Making the most of your retirement savings means using products like traditional and Roth individual retirement accounts in the best way for your particular situation. It’s important to understand when to use a traditional IRA and when to use a Roth IRA and what the tax benefits are of each. Here’s what you need to know about these important types of retirement accounts and how they can help you meet your financial goals.
The Difference Between a Traditional IRA and a Roth IRA
Whereas these two types of accounts differ in several ways, the two major ones concern taxes and withdrawals. A traditional IRA is an account into which you deposit pre-tax money, meaning you don’t pay income tax on the amount you invest. You pay the taxes when you withdraw money during retirement. And you must withdraw a certain amount each year beginning the year you turn 70 1/2 years old.
With a Roth IRA, you deposit money you have already paid taxes on — after-tax money. But you don’t have to pay taxes on the money when you withdraw it in retirement as long as you’ve had it in the account for at least five years. And you don’t have to take it out if you don’t want to.
Retirement Planning and IRAs
When the IRA first became available, people assumed it would be advantageous to put off paying taxes until they reached retirement age. They reasoned that they would likely have less income in retirement, so they would be in a lower tax bracket than during their working years. This is often, but not always, true. Some people have as much income in retirement as they had when they were working. And tax brackets change periodically. Plus, some people don’t like the idea of having to pay income taxes when they’re retired. Roth IRA rules make the accounts an attractive option for these folks.
A ‘Backdoor’ Roth IRA
IRA rules limit how much income you can make and still contribute to a Roth IRA. In 2018, a married couple filing jointly must have a modified adjusted gross income of less than $189,000 to contribute the full allowable amount of $5,500 each — $6,500 for those over 50 years old. Couples with a modified AGI between $189,000 and $199,000 can contribute a reduced amount. Single taxpayers’ modified AGI must be less than $120,000 for a full contribution, and from $120,000 to $134,999 for a reduced contribution amount.

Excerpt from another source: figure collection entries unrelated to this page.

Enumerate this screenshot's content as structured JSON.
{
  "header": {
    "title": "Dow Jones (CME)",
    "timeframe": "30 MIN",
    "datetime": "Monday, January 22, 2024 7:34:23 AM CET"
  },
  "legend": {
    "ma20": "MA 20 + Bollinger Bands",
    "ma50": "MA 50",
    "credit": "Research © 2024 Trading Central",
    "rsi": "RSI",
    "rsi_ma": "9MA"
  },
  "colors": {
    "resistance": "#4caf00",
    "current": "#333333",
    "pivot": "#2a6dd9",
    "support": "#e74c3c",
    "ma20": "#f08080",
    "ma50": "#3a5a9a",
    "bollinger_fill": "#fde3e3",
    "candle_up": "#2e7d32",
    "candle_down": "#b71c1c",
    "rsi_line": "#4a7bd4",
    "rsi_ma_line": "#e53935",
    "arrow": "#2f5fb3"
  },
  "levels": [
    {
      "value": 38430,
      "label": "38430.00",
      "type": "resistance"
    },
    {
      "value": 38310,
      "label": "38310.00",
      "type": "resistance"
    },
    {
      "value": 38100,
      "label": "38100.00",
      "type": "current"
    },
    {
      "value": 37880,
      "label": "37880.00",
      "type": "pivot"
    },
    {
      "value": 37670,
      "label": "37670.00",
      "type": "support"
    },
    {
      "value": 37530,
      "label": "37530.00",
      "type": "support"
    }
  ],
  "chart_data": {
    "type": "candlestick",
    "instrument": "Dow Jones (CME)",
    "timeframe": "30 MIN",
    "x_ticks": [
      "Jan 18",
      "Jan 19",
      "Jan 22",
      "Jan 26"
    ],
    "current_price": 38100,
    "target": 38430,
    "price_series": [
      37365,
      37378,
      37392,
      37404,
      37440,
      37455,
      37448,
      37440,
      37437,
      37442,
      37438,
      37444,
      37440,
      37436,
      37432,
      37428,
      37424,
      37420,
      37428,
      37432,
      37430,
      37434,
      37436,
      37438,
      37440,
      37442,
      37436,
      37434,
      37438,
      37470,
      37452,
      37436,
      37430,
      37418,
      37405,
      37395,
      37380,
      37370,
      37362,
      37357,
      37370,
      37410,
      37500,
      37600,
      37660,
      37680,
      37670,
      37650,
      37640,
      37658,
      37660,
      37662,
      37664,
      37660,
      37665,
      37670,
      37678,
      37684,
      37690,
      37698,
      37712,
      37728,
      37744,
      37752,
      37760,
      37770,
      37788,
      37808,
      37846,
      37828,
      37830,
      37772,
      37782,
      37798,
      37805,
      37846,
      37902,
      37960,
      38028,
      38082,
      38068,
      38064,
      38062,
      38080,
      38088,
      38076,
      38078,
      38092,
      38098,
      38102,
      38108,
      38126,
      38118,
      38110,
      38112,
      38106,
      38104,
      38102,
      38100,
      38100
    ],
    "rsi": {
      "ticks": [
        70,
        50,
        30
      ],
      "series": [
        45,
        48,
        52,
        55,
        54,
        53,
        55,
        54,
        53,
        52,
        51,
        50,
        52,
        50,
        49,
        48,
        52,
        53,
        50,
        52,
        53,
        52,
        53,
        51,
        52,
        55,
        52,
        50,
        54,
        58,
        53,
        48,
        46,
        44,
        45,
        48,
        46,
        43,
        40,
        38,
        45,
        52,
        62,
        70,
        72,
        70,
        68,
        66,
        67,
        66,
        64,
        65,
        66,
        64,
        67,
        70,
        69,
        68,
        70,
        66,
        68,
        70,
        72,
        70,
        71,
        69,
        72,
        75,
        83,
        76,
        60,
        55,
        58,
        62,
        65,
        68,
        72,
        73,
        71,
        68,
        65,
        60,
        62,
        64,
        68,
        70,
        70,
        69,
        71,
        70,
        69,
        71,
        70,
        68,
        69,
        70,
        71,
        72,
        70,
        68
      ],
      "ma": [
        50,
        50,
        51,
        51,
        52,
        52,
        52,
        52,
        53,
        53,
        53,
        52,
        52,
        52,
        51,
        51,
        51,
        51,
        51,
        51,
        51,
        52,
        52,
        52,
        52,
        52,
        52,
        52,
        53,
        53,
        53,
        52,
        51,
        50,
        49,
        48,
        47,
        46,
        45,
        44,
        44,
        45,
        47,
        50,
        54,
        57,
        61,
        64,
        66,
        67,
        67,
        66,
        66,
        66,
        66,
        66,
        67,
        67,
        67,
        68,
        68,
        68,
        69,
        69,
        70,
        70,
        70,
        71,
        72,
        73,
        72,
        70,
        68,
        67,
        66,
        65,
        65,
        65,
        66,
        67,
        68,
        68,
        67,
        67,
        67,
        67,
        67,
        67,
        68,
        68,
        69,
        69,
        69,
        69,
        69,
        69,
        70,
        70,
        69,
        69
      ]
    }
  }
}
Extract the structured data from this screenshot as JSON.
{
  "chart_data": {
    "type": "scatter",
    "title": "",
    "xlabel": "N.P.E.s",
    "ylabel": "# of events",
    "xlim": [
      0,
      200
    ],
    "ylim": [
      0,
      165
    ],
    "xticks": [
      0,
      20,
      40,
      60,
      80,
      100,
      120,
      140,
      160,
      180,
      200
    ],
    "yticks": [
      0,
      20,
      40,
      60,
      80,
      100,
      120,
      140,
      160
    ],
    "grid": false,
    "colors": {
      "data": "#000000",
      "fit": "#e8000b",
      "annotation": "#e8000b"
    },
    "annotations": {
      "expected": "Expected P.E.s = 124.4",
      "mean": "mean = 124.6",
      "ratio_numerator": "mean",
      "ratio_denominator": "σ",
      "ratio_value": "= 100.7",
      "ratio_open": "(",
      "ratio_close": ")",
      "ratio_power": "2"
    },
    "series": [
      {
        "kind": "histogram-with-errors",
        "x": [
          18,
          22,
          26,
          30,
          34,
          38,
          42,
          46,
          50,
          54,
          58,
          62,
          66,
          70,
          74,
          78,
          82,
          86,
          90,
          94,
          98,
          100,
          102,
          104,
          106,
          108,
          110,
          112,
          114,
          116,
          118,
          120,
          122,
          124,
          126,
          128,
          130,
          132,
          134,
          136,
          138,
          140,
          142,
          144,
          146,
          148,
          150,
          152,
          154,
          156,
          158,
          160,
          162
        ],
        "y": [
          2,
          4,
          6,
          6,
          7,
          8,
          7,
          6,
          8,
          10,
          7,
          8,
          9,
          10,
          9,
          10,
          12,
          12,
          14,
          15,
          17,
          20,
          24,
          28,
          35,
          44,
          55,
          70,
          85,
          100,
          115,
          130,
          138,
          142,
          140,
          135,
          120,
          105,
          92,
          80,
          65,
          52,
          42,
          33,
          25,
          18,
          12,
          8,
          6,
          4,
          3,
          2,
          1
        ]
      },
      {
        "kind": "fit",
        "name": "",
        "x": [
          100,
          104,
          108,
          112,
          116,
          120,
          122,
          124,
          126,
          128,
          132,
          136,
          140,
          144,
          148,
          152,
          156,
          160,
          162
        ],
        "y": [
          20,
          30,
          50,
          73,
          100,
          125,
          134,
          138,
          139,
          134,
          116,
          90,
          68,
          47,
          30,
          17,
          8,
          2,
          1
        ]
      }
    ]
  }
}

A technique known as the “backdoor” Roth paves the way for higher earners to contribute to a Roth IRA. By contributing to a traditional IRA and then immediately converting it, these individuals can save for retirement in a Roth IRA.

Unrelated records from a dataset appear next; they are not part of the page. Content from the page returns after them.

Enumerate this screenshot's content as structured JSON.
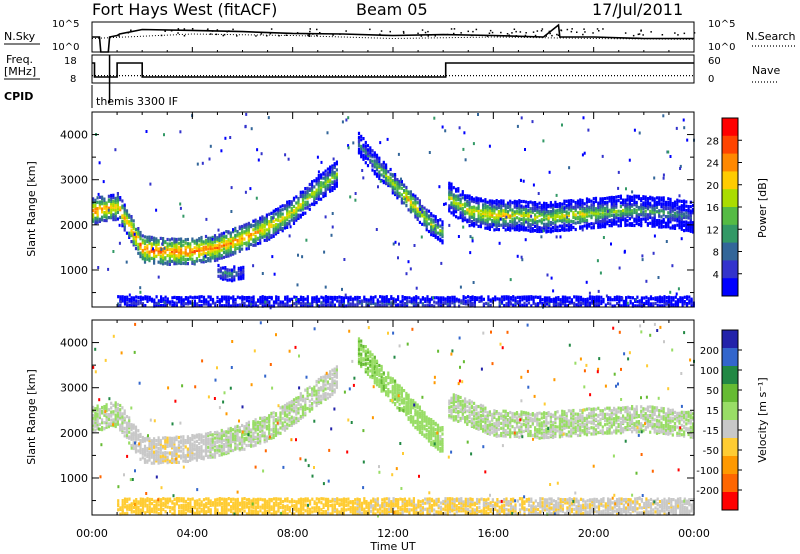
{
  "header": {
    "station": "Fort Hays West (fitACF)",
    "beam": "Beam 05",
    "date": "17/Jul/2011"
  },
  "top_panel": {
    "left_label": "N.Sky",
    "right_label": "N.Search",
    "left_ticks": [
      "10^5",
      "10^0"
    ],
    "right_ticks": [
      "10^5",
      "10^0"
    ],
    "legend_line": "dotted"
  },
  "freq_panel": {
    "left_label_1": "Freq.",
    "left_label_2": "[MHz]",
    "right_label": "Nave",
    "left_ticks": [
      "18",
      "8"
    ],
    "right_ticks": [
      "60",
      "0"
    ],
    "legend_line": "dotted"
  },
  "cpid": {
    "label": "CPID",
    "value": "themis 3300 IF"
  },
  "time_axis": {
    "label": "Time UT",
    "ticks": [
      "00:00",
      "04:00",
      "08:00",
      "12:00",
      "16:00",
      "20:00",
      "00:00"
    ]
  },
  "colorbars": {
    "power": {
      "label": "Power [dB]",
      "ticks": [
        "28",
        "24",
        "20",
        "16",
        "12",
        "8",
        "4"
      ],
      "colors": [
        "#ff0000",
        "#ff4400",
        "#ff8800",
        "#ffcc00",
        "#aadd00",
        "#55bb44",
        "#339966",
        "#336699",
        "#3333cc",
        "#0000ff"
      ]
    },
    "velocity": {
      "label": "Velocity [m s⁻¹]",
      "ticks": [
        "200",
        "100",
        "50",
        "15",
        "-15",
        "-50",
        "-100",
        "-200"
      ],
      "colors": [
        "#2222aa",
        "#3366cc",
        "#228844",
        "#66bb33",
        "#99dd66",
        "#c8c8c8",
        "#ffcc33",
        "#ff9900",
        "#ff6600",
        "#ff0000"
      ]
    }
  },
  "chart_data": [
    {
      "type": "heatmap",
      "title": "Power",
      "xlabel": "Time UT",
      "ylabel": "Slant Range [km]",
      "xlim": [
        0,
        24
      ],
      "ylim": [
        180,
        4500
      ],
      "yticks": [
        1000,
        2000,
        3000,
        4000
      ],
      "x_tick_labels": [
        "00:00",
        "04:00",
        "08:00",
        "12:00",
        "16:00",
        "20:00",
        "00:00"
      ],
      "colorbar": "Power [dB]",
      "echo_bands": [
        {
          "t": [
            0.0,
            1.0,
            2.0,
            3.0,
            4.0,
            5.0,
            6.0,
            7.0,
            8.0,
            9.0,
            9.8
          ],
          "range": [
            2300,
            2400,
            1450,
            1400,
            1400,
            1500,
            1700,
            1950,
            2300,
            2800,
            3150
          ],
          "width": 280,
          "power": [
            28,
            24,
            28,
            28,
            28,
            26,
            26,
            24,
            22,
            20,
            18
          ]
        },
        {
          "t": [
            10.6,
            11.0,
            11.5,
            12.0,
            12.5,
            13.0,
            13.5,
            14.0
          ],
          "range": [
            3800,
            3500,
            3200,
            2900,
            2600,
            2300,
            2000,
            1800
          ],
          "width": 240,
          "power": [
            12,
            14,
            18,
            20,
            24,
            22,
            20,
            16
          ]
        },
        {
          "t": [
            14.2,
            15.0,
            16.0,
            17.0,
            18.0,
            19.0,
            20.0,
            21.0,
            22.0,
            23.0,
            24.0
          ],
          "range": [
            2600,
            2300,
            2200,
            2200,
            2150,
            2200,
            2250,
            2300,
            2300,
            2250,
            2150
          ],
          "width": 300,
          "power": [
            20,
            22,
            24,
            22,
            20,
            22,
            20,
            18,
            16,
            14,
            12
          ]
        },
        {
          "t": [
            5.0,
            5.5,
            6.0
          ],
          "range": [
            950,
            900,
            950
          ],
          "width": 150,
          "power": [
            12,
            14,
            10
          ]
        },
        {
          "t": [
            1.0,
            6.0,
            12.0,
            18.0,
            24.0
          ],
          "range": [
            250,
            250,
            250,
            250,
            250
          ],
          "width": 120,
          "power": [
            8,
            8,
            10,
            8,
            6
          ]
        }
      ]
    },
    {
      "type": "heatmap",
      "title": "Velocity",
      "xlabel": "Time UT",
      "ylabel": "Slant Range [km]",
      "xlim": [
        0,
        24
      ],
      "ylim": [
        180,
        4500
      ],
      "yticks": [
        1000,
        2000,
        3000,
        4000
      ],
      "x_tick_labels": [
        "00:00",
        "04:00",
        "08:00",
        "12:00",
        "16:00",
        "20:00",
        "00:00"
      ],
      "colorbar": "Velocity [m s⁻¹]",
      "echo_bands": [
        {
          "t": [
            0.0,
            1.0,
            2.0,
            3.0,
            4.0,
            5.0,
            6.0,
            7.0,
            8.0,
            9.0,
            9.8
          ],
          "range": [
            2300,
            2400,
            1600,
            1600,
            1650,
            1750,
            1900,
            2100,
            2450,
            2900,
            3200
          ],
          "velocity": [
            0,
            0,
            -20,
            -30,
            -20,
            0,
            0,
            0,
            0,
            0,
            -10
          ]
        },
        {
          "t": [
            10.6,
            11.5,
            12.5,
            13.5,
            14.0
          ],
          "range": [
            3800,
            3200,
            2600,
            2000,
            1800
          ],
          "velocity": [
            30,
            25,
            20,
            15,
            10
          ]
        },
        {
          "t": [
            14.2,
            16.0,
            18.0,
            20.0,
            22.0,
            24.0
          ],
          "range": [
            2600,
            2200,
            2150,
            2250,
            2300,
            2150
          ],
          "velocity": [
            0,
            0,
            0,
            0,
            0,
            0
          ]
        },
        {
          "t": [
            1.0,
            6.0,
            12.0,
            18.0,
            24.0
          ],
          "range": [
            250,
            250,
            250,
            250,
            250
          ],
          "velocity": [
            -60,
            -50,
            -40,
            -30,
            -20
          ]
        }
      ]
    },
    {
      "type": "line",
      "title": "N.Sky / N.Search",
      "xlim": [
        0,
        24
      ],
      "series": [
        {
          "name": "N.Sky",
          "x": [
            0.0,
            0.3,
            0.35,
            0.65,
            0.7,
            1.0,
            1.1,
            2.0,
            4.0,
            6.0,
            8.0,
            10.0,
            12.0,
            14.0,
            16.0,
            18.0,
            18.6,
            18.65,
            20.0,
            22.0,
            24.0
          ],
          "y": [
            0.5,
            0.5,
            0.0,
            0.0,
            0.5,
            0.55,
            0.6,
            0.75,
            0.72,
            0.68,
            0.62,
            0.6,
            0.55,
            0.58,
            0.55,
            0.5,
            0.9,
            0.5,
            0.5,
            0.45,
            0.45
          ]
        },
        {
          "name": "N.Search",
          "x": [
            0.0,
            4.0,
            8.0,
            12.0,
            16.0,
            20.0,
            24.0
          ],
          "y": [
            0.45,
            0.6,
            0.55,
            0.45,
            0.5,
            0.45,
            0.42
          ]
        }
      ]
    },
    {
      "type": "line",
      "title": "Freq / Nave",
      "xlim": [
        0,
        24
      ],
      "series": [
        {
          "name": "Freq.",
          "x": [
            0.0,
            0.1,
            0.1,
            1.0,
            1.0,
            2.0,
            2.0,
            14.1,
            14.1,
            24.0
          ],
          "y": [
            1,
            1,
            0,
            0,
            1,
            1,
            0,
            0,
            1,
            1
          ]
        },
        {
          "name": "Nave",
          "x": [
            0.0,
            24.0
          ],
          "y": [
            0.1,
            0.1
          ]
        }
      ]
    }
  ]
}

See Also: 17 IRA Withdrawal Rules You Need to Know
Converting a Traditional IRA to a Roth IRA
You could have a traditional IRA that you’ve been contributing to for some time but think a Roth IRA might be a better choice. In this case, you can convert some or all of the money in your traditional IRA to a Roth IRA. There’s one caveat: you must pay taxes on the money you convert.

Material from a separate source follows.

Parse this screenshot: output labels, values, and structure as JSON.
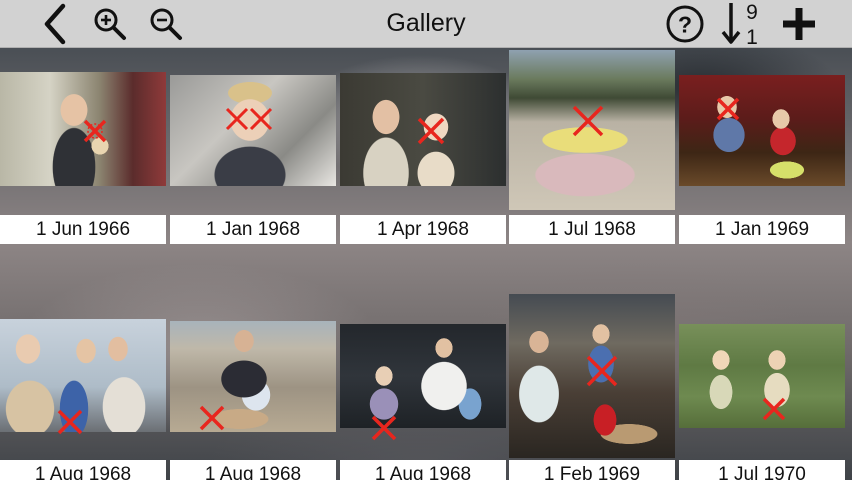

1. Here’s how to convert a traditional IRA to a Roth IRA:
- Open a Roth IRA account at a bank or online brokerage or with a financial advisor.
- Complete a form indicating how much money you want to convert from your existing IRA account to a Roth IRA account.
Discover: Roth IRA Investment Options
2. Keep these rules in mind when converting your IRA:
- You must pay taxes on the amount you convert. You can ask your traditional IRA custodian to withhold the taxes, or you can pay when you file your income tax return.
- If you are taking required minimum distributions from your IRA because you’re older than 70 1/2, you will have to take your RMD for the current year before you convert.
- Your converted funds must be in your Roth IRA for five years before you can withdraw them tax-free.
Reversing a Conversion
You can reverse the process if you convert your traditional IRA to a Roth IRA and then change your mind. That said, you’ll have to hurry — 2017 is the last tax year for which you can re-characterize a Roth conversion, and the deadline is October 2018. The process must be completed by the time your 2017 income tax return is due, including extensions.
Before recharacterizing a Roth conversion back to a traditional IRA, consult a financial advisor or tax advisor to make sure it’s the right decision.